Rocks depuis leur premier concert, inventifs dans la forme, définitivement expérimentés, et ce coup-ci clairement surprenants avec ce nouvel album Long Courrier , les BB Brunes tracent leur route et confirment l'essai album après album, en faisant évoluer une musique toujours personnelle et naturellement de plus en plus mature.
Décembre 2007 : Une salle de lycée parisien, un cours de physique-chimie qui s'éternise dans l'après-midi, toute la classe s'endort à petit feu... Seul mon voisin de table, Adrien Gallo, gratte une chanson, comme un fou, sur un intercalaire de classeur. Nous avons 17 ans et Adrien est inspiré. Très inspiré. C'est cette énergie qui anime clairement chaque membre des BB Brunes depuis leur premier album, leur premier concert au Gibus et leur premier bœuf ensemble à 13 ans... Ils ont encore cette énergie et de plus en plus de cordes à leur arc et guitares respectives. Composer, jouer, chanter et changer aussi, mais toujours ensemble... C'est ce qu'ils font.

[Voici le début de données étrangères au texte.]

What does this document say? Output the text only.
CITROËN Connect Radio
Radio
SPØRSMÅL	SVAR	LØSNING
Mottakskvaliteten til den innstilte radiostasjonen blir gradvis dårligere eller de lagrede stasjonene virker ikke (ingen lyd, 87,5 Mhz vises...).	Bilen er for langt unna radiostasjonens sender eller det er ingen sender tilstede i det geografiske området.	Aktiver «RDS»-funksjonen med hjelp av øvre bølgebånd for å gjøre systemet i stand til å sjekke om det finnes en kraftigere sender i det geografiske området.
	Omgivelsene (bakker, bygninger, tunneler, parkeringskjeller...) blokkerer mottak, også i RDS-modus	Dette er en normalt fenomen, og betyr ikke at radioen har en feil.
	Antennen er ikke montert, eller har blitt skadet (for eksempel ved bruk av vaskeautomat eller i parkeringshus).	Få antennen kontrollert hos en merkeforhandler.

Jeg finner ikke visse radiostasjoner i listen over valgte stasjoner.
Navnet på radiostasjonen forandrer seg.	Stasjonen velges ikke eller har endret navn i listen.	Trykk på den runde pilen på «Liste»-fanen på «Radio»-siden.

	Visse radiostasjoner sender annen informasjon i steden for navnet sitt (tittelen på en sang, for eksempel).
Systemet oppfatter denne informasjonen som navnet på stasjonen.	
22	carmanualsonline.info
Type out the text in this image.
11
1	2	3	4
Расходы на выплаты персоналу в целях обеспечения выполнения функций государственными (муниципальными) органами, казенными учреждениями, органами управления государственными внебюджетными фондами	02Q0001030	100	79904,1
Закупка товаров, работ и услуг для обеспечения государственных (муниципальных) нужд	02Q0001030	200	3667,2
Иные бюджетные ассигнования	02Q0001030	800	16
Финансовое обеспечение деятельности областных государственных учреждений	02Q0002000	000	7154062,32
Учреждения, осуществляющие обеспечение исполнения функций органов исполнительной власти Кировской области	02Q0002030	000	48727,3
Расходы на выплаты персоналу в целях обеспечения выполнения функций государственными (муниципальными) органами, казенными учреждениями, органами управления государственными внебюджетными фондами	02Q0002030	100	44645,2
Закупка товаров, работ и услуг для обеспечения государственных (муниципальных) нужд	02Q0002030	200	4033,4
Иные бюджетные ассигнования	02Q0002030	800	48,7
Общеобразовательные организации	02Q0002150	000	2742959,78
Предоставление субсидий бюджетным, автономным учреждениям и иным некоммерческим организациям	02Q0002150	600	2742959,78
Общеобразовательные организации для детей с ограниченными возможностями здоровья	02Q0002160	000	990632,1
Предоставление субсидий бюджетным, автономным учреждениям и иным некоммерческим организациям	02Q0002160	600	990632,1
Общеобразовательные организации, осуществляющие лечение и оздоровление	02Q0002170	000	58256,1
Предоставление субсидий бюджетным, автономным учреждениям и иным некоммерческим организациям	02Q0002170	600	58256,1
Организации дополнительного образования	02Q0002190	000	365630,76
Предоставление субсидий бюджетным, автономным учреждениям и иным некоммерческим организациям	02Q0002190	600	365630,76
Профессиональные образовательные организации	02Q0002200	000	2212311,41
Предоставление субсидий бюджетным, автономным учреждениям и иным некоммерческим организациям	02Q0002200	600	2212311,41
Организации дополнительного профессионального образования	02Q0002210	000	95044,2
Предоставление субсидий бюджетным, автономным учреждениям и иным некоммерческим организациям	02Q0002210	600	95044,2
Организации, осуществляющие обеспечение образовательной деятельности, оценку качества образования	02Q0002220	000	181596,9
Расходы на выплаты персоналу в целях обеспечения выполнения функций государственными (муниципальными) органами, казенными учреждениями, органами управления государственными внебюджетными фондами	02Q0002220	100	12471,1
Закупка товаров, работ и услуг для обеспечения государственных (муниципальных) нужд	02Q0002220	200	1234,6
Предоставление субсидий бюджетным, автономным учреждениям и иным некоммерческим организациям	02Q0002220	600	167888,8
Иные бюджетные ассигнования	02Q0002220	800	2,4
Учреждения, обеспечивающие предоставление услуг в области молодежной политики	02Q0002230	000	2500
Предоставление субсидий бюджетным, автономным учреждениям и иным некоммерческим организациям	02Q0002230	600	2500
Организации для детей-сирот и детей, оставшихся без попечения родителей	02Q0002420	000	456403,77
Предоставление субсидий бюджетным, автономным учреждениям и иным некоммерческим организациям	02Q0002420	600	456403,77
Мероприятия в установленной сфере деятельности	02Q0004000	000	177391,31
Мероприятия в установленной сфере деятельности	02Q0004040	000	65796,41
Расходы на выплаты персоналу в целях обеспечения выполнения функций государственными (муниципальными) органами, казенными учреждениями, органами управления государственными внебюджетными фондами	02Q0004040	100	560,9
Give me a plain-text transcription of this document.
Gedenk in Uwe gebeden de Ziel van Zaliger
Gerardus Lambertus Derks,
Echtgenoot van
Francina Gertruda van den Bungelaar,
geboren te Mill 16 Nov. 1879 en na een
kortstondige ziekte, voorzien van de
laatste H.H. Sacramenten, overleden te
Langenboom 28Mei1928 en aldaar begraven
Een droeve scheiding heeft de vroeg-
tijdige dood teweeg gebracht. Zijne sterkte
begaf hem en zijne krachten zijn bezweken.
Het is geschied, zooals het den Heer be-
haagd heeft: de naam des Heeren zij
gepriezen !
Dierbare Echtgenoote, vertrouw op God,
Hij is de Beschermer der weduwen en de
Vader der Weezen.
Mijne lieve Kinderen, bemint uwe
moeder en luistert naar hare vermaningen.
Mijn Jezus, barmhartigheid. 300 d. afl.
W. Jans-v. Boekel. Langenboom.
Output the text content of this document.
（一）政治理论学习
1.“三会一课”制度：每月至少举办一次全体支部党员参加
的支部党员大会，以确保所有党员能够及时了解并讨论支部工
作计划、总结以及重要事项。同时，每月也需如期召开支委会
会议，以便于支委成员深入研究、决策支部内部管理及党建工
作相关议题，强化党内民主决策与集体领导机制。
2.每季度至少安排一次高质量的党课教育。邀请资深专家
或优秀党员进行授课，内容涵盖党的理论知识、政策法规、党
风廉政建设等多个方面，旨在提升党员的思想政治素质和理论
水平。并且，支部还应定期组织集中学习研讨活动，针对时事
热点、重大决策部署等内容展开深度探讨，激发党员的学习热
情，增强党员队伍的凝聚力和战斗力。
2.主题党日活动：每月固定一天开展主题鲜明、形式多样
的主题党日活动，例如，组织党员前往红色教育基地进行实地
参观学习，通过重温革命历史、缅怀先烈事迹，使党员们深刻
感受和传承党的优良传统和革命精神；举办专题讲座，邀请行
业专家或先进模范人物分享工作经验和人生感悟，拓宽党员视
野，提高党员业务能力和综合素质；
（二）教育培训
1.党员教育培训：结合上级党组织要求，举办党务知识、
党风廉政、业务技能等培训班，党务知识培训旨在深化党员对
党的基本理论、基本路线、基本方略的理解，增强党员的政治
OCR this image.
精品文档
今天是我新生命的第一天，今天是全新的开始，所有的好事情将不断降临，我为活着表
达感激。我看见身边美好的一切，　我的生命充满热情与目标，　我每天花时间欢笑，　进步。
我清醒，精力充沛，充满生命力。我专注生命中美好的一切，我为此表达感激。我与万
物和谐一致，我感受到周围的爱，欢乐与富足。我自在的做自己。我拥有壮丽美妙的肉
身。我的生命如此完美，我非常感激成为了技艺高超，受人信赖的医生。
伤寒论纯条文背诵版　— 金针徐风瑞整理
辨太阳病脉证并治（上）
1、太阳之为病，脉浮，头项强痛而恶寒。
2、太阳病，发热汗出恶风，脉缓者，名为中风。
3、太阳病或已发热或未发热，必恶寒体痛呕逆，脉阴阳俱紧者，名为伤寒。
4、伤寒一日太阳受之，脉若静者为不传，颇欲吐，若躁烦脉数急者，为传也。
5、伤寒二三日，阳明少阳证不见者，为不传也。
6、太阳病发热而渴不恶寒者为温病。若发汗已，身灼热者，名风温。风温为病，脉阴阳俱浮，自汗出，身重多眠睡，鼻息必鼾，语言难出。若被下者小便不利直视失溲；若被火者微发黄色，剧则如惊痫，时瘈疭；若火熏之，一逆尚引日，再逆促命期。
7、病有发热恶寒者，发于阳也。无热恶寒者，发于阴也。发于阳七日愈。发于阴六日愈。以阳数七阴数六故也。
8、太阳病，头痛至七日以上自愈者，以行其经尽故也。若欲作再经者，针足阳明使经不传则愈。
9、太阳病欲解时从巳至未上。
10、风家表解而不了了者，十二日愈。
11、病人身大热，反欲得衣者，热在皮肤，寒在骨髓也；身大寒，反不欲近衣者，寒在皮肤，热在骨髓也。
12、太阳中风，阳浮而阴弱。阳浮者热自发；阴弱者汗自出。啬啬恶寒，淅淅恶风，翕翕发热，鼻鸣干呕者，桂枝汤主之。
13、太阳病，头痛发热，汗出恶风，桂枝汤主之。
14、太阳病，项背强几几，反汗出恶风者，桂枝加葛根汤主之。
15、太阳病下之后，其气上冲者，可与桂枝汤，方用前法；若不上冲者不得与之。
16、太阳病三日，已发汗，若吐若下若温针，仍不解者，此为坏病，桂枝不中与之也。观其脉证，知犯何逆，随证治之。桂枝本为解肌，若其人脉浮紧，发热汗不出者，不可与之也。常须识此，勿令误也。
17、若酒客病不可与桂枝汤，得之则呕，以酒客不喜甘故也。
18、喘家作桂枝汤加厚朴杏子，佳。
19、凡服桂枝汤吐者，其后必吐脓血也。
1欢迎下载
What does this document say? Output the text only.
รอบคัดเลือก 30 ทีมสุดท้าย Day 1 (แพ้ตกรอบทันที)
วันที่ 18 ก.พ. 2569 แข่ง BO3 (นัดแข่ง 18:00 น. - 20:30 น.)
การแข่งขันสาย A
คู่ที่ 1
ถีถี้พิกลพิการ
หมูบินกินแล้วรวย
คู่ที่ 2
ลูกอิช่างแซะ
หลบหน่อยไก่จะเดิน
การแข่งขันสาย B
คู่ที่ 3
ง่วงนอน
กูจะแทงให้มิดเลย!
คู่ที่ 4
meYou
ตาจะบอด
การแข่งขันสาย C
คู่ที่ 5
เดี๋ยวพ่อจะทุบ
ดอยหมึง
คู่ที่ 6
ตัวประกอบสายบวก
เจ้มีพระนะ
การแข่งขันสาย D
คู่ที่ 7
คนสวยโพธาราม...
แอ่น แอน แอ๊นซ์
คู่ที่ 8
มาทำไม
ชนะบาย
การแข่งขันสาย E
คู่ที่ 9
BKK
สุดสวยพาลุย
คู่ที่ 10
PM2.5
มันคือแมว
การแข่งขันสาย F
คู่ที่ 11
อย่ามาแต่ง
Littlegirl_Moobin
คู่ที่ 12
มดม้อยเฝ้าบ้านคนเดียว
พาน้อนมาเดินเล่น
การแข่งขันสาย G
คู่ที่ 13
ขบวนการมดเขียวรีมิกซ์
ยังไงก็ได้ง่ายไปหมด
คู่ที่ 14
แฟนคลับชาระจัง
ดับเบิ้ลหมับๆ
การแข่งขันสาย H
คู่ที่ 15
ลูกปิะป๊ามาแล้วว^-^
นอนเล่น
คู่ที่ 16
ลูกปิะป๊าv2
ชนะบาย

Depuis cette époque le groupe a connu les longues tournées, les festivals, le succès avec deux disques de platine, les exigences des enregistrements studio et s'est ainsi construit une expérience solide. Et c'est grâce à cette force commune qu'ils peuvent se permettre d'inventer à chaque composition et prendre de réels risques musicaux. On se souvient des violons venus envouter leur deuxième album Nico Teen Love , des accords indiens quasi psychédéliques du début de Quart D'heure ou de l'humour noir de leur Gare au Loup . C'est toujours avec cette envie de grandir et d'explorer de nouveaux horizons, de nouvelles possibilités musicales que les BB Brunes s'affirment comme un groupe réellement évolutif mais toujours sincère, un groupe qu'on a simplement envie de suivre, comme on suivrait des potes... C'est ce que j'ai fait.
Long Courrier , c'est 12 titres rageurs, planants, nostalgiques, poétiques, électro-pop et puissants qui ont tous en commun la réelle surprise d'un nouveau style. Les textes sont les plus poétiques qu'Adrien ait écrits. Il va plus loin dans les images, joue plus que jamais avec les allitérations, les mots et les rythmes. La mélodie prenante et vive de Coups et Blessures nous reste en tête comme ferait un bon tube de Prince et ouvre à quelque chose de plus grand, de plus lointain et, à l'image de son titre ( Long Courrier ), de plus universel encore que les deux premiers albums du groupe.
Grande Rio réussit ce pari difficile en conciliant sonorités bien aiguisées, rappelant presque l'univers des Strokes à certains instants, avec une ambiance définitivement aérienne et planante. De son côté Rue de Buci balance sur un tempo lent, assuré par Karim à la batterie, et pose avec fluidité un texte envoutant sur ce fond rock qu'on adore. Les peines de cœur adolescentes se sont muées en contes, parfois douloureux, mais toujours profondément poétiques.
L'humour décalé de Lala Queen flirte avec certains titres Gainsbourg, dans cette même rythmique libérée et ce flegme très « frenchie ». Les instruments sont bien dosés et les inventions fusent de titre en titre. On sent que l'enregistrement de l'album a été dirigé avec lucidité et la précision des grands. Ce qui ne surprend qu'à moitié lorsqu'on apprend que le réalisateur n'est autre qu' Alan O' Connell , fraîche recrue de Mark Ronson et producteur musical de Gossip , Singtank ou encore Paul McCartney .
Les nappes entraînantes et presque eighties d’ Aficionado nous renvoient à un univers cinématographique proche d'un Drive qui aurait rencontré le bon scénario d'un Etienne Daho revisité. Alors que l'acteur principal de
Long Courrier est définitivement la voix d'Adrien, qui a pour seule réplique la basse psyché et classe de Bérald. La révélation masculine c'est la ballade de Félix sur Hémophile qui nous dévoile un timbre touchant et fêlé digne d'un Luke Pritchard . L'intrigue du script s'épaissit encore avec Police Déprime , un film rétro de flics américains, ça c'est sûr, mais comme parfois chez Dylan le propos semble aller plus loin, nous dépasser presque, et donne envie de poursuivre l'enquête jusqu'au bout.
Le cinéma est une bonne métaphore pour parler de ce troisième album, il est en tout cas une vraie « nouvelle vague » dans le paysage musical du groupe, un nouveau souffle qu'on découvre avec étonnement et une réelle délectation, en se disant simplement que d'autres surprises sont surement à prévoir avec les BB Brunes dans un avenir proche... Tenter de percer le mystère en réécoutant en boucle ce Long Courrier ... C'est ce que je fais.